Intanto il cielo stà diventando chiaro per un alba livida e piovosa. In quel bar sono riuniti molti cacciatori con i cappellacci in testa e avvolti in impermeabili di gomma, imprecano contro il tempo maligno e dispettoso; infatti il giorno prima era bellissimo e caldo, un prolungamento di un’ estate che sembrava non dover finire mai. Tutti fanno colazione: cappuccini e brioches, molti attendono a farla, aspettando altri amici, tanto non c’è fretta, non occorre più essere nei campi a sparare al primo fagiano dell’alba. Parlano e gesticolano a voce alta: di caccia, del tempo e a volte di politica anche se in quel contesto non c’entra per niente. Anch’io con gli amici ci raccontiamo alcuni episodi trascorsi, poi ricordo di aver visto alcuni fagiani al pascolo in un prato lungo la strada, grigio di girasoli tagliati giorni indietro, proprio dove avevamo deciso di fare l’apertura. Ora la pioggia è un poco diminuita e decidiamo di andare a dare un’occhiata sul posto. Un gruppo di cacciatori pensando di fare meglio si sono seduti intorno ad un tavolino ordinando un fiasco di vino e si sono messi a berne un goccetto per tirarsi su e mangiare voluminosi panini con prosciutto e formaggio, ridendo e scherzando ad alta voce.

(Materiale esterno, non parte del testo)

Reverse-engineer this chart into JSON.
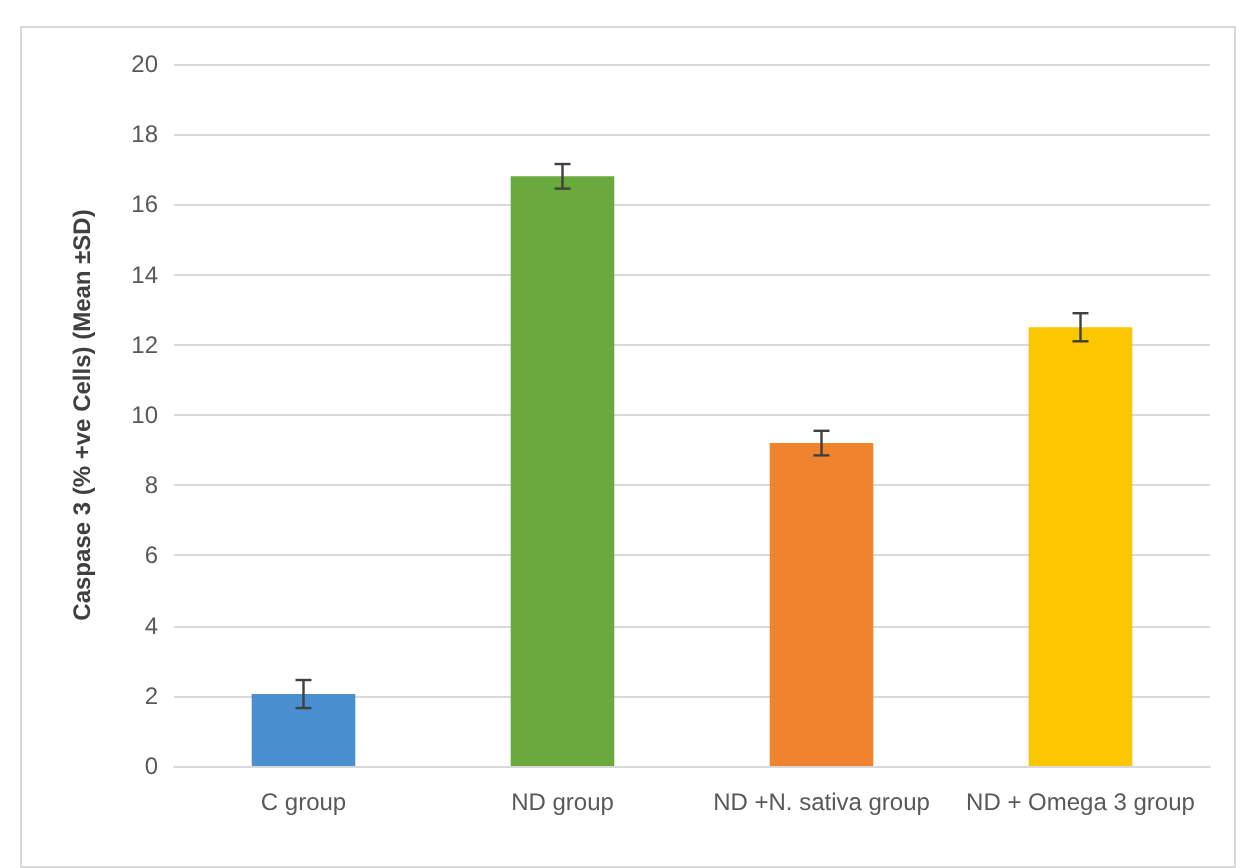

Arriviamo sul posto stabilito, uno degli amici decide di andare, si veste da palombaro coprendosi fino agli occhi con un mantello di gomma, scende davanti ad un boschetto che parte dal bordo del torrente La Sterza. Con l’acqua i campi di girasole tagliato appaiono sempre più grigi; piove ancora io e l’altro amico non ce la sentiamo, si resta in macchina e si torna al bar tanto alla televisione c’è una corsa in moto per il titolo mondiale con Valentino Rossi.
Giro l’auto più avanti dove la strada si allarga : ci sono ferme altre macchine con accanto capannelli di cacciatori in attesa in piedi sotto la pioggia, riparati da grandi ombrelli verdi o marroni e uno, forse della moglie, rosso, che risalta tra il verde vivo, umido, dei prati e delle foglie degli alberi che gocciolano piccoli rivoli d’acqua chiara. La caccia verrà dopo, abbiamo ancora cinque mesi, una vita, per camminare e cercare le prede nei prati, nei boschi, all’aspetto, nei sogni.